No, one doesn’t need to be a trained magician to know that Mr. Kachikwu couldn’t have been having a ball all this while as minister of a volatile sector like petroleum resources. He has been kept hard on his toes by the unceasing scarcity of fuel and allied problems in the energy sector for most of the months he’s been in office. His honest effort to ‘unbundle’ NNPC in what he thought would be the right solution to some of the challenges of the oil industry led to a shut-down of the sector by oil workers just weeks ago. He hardly needs to make a roof-top proclamation of his efforts before Nigerians know he has not been sleeping. But he is not a novice to this sector and must be aware of what he was letting himself into when he accepted the offer of ministerial appointment. He therefore can’t afford to be offhanded and arrogant in his response to honest questions from Nigerians who have borne the brunt of the ugly energy crisis that has bedevilled the country for many months now.

He may be a so-called junior minister, responsible to Muhammadu Buhari who as president also doubles as the substantive minister of Petroleum Resources- Kachikwu it may be argued is subordinate to Buhari (as are other ministers, let’s not forget), but he is ultimately in charge of the Petroleum Resources Ministry. Even when Nigerians have continually called Ministers of State ‘junior ministers’, this administration from the beginning made it clear that no such thing exists in its own thinking- a minister is a minister whether they are ‘of state’ or not.
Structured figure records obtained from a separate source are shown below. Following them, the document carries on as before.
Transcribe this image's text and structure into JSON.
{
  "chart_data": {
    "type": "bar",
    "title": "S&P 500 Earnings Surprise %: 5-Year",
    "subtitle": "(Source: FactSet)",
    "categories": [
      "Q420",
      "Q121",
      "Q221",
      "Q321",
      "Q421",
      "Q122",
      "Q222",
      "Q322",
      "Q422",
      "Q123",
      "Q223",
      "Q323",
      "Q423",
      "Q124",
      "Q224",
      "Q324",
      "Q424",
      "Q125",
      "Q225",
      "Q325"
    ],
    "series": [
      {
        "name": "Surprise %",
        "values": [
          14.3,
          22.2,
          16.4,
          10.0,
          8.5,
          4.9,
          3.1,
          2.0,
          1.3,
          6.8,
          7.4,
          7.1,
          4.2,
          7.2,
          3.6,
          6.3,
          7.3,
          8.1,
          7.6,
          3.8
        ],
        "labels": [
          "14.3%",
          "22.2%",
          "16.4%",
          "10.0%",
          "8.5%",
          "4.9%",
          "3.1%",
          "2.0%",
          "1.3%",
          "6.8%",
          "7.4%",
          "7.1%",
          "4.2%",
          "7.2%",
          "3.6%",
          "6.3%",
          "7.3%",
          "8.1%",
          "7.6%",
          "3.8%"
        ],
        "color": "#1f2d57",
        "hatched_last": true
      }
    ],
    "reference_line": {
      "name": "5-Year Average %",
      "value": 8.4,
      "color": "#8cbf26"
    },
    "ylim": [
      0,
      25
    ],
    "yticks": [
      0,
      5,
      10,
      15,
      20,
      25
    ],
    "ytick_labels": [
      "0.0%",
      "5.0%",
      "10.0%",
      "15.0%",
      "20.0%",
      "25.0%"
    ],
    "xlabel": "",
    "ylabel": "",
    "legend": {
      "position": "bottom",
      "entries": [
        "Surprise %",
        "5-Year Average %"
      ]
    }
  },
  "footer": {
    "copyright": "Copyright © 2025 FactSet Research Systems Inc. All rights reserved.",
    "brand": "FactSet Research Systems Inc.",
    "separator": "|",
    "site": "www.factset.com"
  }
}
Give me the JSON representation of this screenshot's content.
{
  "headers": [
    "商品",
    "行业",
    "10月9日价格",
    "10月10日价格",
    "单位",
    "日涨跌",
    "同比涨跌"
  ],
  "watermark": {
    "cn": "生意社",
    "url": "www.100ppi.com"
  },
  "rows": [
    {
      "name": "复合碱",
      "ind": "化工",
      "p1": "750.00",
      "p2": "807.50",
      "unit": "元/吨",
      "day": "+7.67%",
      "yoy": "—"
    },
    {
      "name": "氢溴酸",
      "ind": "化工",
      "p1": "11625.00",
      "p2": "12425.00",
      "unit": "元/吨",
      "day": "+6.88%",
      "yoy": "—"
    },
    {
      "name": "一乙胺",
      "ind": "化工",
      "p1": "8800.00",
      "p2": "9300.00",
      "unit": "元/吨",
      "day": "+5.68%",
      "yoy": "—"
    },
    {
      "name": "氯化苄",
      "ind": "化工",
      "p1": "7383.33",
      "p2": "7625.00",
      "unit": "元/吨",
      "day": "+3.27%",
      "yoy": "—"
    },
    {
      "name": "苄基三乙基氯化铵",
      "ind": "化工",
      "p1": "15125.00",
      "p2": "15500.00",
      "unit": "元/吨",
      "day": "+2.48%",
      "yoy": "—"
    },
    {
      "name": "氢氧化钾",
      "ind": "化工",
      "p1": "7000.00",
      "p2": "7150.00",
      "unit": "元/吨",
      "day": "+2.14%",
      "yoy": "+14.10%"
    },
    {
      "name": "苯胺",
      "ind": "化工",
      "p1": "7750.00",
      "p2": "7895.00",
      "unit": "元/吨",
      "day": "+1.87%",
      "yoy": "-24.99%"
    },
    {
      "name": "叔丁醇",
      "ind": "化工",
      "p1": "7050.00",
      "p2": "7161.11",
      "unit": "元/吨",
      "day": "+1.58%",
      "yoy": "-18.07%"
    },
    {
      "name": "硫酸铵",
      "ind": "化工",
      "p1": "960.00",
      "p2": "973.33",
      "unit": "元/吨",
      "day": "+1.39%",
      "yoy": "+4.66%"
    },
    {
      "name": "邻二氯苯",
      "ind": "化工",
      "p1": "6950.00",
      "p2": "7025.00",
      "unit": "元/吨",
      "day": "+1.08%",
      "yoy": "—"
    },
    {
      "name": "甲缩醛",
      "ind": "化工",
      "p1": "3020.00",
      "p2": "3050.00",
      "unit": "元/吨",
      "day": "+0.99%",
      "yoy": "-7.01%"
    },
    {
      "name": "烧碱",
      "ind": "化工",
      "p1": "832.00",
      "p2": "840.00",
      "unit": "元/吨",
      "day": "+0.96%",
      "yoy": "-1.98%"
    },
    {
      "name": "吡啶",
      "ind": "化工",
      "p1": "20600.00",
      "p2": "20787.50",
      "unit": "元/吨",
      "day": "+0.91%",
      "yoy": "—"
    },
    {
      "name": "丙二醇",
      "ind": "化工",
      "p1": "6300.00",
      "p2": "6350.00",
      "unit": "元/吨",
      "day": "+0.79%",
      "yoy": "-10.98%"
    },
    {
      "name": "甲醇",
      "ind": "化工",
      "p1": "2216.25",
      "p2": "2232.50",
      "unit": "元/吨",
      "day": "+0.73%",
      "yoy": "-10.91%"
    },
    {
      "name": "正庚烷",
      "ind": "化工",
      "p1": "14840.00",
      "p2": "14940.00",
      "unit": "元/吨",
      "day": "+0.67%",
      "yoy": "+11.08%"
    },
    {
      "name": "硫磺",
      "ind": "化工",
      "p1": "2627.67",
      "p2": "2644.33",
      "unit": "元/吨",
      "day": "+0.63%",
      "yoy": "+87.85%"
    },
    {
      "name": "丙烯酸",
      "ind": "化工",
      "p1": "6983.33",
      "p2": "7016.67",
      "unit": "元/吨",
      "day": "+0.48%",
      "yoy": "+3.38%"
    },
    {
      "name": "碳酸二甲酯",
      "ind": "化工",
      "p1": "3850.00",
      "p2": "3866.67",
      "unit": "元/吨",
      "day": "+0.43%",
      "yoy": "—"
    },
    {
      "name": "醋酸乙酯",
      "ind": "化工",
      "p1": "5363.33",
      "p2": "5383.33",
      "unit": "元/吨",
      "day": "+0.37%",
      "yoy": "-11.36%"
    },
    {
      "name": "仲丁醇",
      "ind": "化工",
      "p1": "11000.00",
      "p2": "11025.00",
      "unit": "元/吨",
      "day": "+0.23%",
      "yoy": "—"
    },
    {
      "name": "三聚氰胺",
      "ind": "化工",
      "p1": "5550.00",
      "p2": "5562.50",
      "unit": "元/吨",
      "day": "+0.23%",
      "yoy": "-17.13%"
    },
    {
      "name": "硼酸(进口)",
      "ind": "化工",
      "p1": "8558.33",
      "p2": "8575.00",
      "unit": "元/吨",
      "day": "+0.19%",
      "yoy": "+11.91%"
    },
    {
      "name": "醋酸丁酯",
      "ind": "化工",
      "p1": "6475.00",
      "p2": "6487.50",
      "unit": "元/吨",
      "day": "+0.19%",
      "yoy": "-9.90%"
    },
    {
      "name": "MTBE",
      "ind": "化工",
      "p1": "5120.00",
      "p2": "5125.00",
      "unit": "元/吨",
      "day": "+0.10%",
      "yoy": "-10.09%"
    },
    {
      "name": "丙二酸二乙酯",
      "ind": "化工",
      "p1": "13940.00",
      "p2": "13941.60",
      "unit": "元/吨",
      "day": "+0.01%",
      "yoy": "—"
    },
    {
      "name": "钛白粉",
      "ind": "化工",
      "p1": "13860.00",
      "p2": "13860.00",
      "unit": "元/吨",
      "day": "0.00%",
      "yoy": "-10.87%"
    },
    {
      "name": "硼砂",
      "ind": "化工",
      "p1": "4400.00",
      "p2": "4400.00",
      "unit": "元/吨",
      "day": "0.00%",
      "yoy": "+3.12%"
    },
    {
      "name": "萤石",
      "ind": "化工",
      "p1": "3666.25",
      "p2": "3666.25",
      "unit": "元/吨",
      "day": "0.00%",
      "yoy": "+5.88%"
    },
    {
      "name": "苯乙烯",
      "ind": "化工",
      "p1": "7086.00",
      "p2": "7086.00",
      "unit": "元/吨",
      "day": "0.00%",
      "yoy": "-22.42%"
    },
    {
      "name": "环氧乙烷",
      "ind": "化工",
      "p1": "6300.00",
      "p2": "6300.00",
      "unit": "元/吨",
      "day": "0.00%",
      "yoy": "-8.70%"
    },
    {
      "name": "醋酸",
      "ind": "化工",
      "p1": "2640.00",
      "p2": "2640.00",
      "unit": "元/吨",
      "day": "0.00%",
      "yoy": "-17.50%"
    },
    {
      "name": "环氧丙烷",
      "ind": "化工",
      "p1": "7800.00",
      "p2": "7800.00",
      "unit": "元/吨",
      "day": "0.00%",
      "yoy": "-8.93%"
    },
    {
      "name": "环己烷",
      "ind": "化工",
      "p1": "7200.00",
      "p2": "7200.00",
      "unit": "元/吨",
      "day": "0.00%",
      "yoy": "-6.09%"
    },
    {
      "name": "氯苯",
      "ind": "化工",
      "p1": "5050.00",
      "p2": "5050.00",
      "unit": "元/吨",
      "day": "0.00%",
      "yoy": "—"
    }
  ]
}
Buhari’s designation is only symbolic, just a way to say that he has his eyes on what goes on in that all-important sector and can intervene at anytime. It is an ambiguous status that may make people demand with justice that he and not Kachikwu should answer for whatever lapses exist in that sector. But beyond the symbolism of Buhari’s position, Kachikwu actually runs the Ministry of Petroleum Resources. He is the expert on ground and should without quibbling provide answers to the questions being asked by Nigerians. Except he can show how Buhari’s position has hobbled his own efforts in which case he would have no business remaining a minister. It’s only in this sense can he choose to pass questions Nigerians genuinely demand answers to.

Public office must be frustrating for anyone with the desire to truly serve, much more so in a country like Nigeria where the conditions are rifest that make the best performer look truly mediocre. But no matter how frustrated a minister may be, Nigerians have been far more frustrated and longsuffering than they get credited for. The least a public servant -which one hopes Mr. Kachikwu still considers himself to be- can do is to ask for understanding not talk down at people as if they are nothing. Public office is not ‘by force’ and Mr. Kachikwu can show candour without being rude.